Este anúncio nos mostra que era desejável aos meninos um comportamento diferente das meninas – fazer peraltices. Podemos imaginá-los saindo para brincar com a face emoldurada pelos cabelos penteados e fixados com gomalina. Seus rostos podem revelar texturas, cores, viscosidade, suor, manchas e cicatrizes que serão recobertas de cuidados e de produtos que assentam uma imagem – a de meninos bem arrumados. Se, por um lado, brincarão, suarão e ficarão corados, por outro, os cabelos continuarão bem postos e firmes, guarnecendo uma aparência de meninos distintos.
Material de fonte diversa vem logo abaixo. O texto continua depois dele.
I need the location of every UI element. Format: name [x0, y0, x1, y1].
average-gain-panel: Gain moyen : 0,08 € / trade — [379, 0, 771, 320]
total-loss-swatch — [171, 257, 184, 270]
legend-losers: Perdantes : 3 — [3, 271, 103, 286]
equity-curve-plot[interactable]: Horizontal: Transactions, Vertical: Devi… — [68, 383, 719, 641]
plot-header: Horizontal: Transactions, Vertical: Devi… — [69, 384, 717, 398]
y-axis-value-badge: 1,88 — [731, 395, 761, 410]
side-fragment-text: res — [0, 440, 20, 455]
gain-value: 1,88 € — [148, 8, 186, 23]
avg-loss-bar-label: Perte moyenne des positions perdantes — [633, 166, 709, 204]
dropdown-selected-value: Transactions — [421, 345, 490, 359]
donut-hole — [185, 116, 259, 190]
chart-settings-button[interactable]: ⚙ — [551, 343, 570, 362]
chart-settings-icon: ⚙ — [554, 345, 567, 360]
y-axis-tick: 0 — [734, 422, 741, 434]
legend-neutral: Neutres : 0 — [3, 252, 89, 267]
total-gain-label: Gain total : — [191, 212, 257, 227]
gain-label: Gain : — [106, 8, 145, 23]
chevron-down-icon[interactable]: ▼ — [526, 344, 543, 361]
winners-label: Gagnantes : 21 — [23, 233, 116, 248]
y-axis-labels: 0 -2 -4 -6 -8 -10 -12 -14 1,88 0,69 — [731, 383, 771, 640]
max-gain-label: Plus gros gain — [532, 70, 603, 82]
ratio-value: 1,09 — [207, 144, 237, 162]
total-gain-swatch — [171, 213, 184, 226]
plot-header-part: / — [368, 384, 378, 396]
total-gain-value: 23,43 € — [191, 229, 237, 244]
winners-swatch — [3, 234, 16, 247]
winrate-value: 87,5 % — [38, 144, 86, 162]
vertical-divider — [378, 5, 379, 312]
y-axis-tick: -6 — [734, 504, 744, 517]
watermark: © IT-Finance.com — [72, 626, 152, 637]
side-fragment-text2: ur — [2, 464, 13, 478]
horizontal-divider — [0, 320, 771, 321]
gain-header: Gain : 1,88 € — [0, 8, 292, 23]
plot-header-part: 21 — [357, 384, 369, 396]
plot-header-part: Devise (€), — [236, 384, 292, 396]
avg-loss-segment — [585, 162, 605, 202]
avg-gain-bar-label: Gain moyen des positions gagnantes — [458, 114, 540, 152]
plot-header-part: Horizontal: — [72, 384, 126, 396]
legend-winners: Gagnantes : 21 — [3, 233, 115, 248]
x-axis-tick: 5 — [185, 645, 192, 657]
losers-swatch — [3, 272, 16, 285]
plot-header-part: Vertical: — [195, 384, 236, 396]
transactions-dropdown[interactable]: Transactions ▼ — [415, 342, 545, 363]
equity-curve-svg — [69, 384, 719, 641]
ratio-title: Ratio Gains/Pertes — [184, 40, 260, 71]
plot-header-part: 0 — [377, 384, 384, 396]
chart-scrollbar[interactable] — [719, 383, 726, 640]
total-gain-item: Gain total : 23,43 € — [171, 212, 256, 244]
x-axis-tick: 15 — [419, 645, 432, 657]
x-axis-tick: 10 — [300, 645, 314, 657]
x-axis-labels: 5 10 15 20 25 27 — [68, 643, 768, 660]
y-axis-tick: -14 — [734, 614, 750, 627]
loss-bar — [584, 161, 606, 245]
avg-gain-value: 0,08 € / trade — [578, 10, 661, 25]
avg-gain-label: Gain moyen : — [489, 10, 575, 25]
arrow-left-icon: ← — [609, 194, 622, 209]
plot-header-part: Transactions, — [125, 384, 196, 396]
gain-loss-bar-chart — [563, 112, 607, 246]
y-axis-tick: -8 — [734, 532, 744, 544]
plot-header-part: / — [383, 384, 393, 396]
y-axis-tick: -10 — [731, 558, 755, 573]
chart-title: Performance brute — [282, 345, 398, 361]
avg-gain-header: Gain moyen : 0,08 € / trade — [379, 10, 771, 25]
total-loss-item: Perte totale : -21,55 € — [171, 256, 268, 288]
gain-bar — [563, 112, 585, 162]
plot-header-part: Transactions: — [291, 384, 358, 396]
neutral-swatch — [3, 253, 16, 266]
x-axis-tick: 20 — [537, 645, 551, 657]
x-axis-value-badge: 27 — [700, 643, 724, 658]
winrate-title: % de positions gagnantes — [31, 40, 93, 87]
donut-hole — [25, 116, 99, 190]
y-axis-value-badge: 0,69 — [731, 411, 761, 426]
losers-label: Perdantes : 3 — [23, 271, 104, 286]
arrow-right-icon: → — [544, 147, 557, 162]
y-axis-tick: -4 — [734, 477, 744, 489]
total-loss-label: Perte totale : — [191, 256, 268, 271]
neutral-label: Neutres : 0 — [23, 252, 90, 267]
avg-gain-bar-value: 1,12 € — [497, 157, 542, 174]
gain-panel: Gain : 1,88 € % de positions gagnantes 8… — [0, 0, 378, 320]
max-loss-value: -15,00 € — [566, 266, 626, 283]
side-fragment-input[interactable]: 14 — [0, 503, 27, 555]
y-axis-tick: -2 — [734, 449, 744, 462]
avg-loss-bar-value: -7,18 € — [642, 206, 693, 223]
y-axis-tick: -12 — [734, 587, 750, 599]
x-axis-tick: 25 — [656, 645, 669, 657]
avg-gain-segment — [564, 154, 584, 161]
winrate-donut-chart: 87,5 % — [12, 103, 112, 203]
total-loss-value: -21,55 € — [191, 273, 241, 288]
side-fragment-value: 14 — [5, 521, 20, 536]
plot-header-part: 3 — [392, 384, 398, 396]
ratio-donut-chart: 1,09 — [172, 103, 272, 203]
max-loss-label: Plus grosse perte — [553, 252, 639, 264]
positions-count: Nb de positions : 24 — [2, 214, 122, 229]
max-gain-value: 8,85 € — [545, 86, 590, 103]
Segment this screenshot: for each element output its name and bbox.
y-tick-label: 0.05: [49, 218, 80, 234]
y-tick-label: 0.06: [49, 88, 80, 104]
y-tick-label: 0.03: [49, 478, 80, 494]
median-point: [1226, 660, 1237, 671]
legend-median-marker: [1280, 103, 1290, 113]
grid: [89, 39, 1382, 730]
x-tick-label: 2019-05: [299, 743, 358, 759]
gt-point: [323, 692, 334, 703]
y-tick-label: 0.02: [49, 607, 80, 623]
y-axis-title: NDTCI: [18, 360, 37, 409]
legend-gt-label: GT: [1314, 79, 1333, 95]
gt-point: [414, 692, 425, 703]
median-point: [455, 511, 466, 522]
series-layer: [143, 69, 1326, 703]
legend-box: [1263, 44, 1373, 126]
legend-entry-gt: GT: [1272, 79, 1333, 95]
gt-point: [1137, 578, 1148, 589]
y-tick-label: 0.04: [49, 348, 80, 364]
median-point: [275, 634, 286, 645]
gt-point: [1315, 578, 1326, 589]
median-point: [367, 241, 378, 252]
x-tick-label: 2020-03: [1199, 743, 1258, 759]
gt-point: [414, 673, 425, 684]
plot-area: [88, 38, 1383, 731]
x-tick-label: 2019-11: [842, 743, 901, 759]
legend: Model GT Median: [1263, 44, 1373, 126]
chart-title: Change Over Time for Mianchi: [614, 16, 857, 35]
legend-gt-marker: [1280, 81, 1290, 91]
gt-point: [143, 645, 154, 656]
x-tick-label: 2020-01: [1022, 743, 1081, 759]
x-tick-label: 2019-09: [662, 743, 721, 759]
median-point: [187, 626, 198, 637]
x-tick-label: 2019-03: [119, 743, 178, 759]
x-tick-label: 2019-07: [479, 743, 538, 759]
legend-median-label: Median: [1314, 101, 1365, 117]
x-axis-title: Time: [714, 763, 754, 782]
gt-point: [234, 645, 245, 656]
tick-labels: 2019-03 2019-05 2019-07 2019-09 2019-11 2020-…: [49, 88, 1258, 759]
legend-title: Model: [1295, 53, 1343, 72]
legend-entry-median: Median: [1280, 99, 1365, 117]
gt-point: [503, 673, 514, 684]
O rosto é a parte exposta do corpo, vulnerável e nua, ele exprime emoções, revela sentimentos, marcas do vivido. A face não está recoberta de roupas, mas recebe outros ornamentos culturais que revelam e escondem seus traços: produtos terapêuticos e de embelezamento, por exemplo (YTZHAK, 2000). Artifícios como gomalina, óleos,

maquiagem, pomadas, cremes, talcos e loções recobrirão o rosto de significados, gravando na face mais tenra as marcas de uma cultura.

Os apelos do “bom gosto” manifestado nas escolhas e nos usos dos sapatos e do fixador de cabelos também são reafirmados em relação às roupas prontas, como podemos observar no anúncio da loja de departamentos Mesbla, de 1955. As famílias que desejassem que seus filhos se vestissem com elegância eram convidadas a levar as crianças para uma experiência de compra inesquecível na loja, pois esta seria um ambiente cheio de atrações. A propaganda também chama a atenção para a compra de uma roupa “interessante” e “útil”.

Figura 30 – Publicidade de Mesbla

Ora, o que era considerado útil às crianças? Uma roupa forte, resistente, ou algo simplesmente elegante, “grã-fino”? Essa discussão já acontecera no final do século XIX, com as ideias de Herbert Spencer. Para ele, seria um erro vestir as crianças conforme as ideias que as mães fazem sobre a beleza, ou seja, bem-arrumadas aos olhos das visitas e limitadas em suas ações: não brincar para não se sujar ou estragar a roupa. Spencer defendia que qualquer roupa feita para a criança deveria levar em conta as sensações que nos servem de guia – o calor e o frio. O vestuário teria a função similar à da alimentação: bem agasalhado, o corpo tem menos trabalho de produzir calor. Spencer(1901, p. 241) conclui que

[...] os vestidos das crianças não devem ser tão pesados que produzam um calor opressivo, mas devem ser sempre suficientes para prevenirem qualquer sensação do frio; em vez de serem feitos de algodão, de linho ou dos tecidos geralmente empregados, devem ser de qualquer fazenda má condutora de calor, como as fazendas grossas de lã; devem ser suficientemente fortes para suportarem qualquer ataque, ocasionado pelos divertimentos; e a sua cor deve ser tal que não sofra com o uso e com o tempo.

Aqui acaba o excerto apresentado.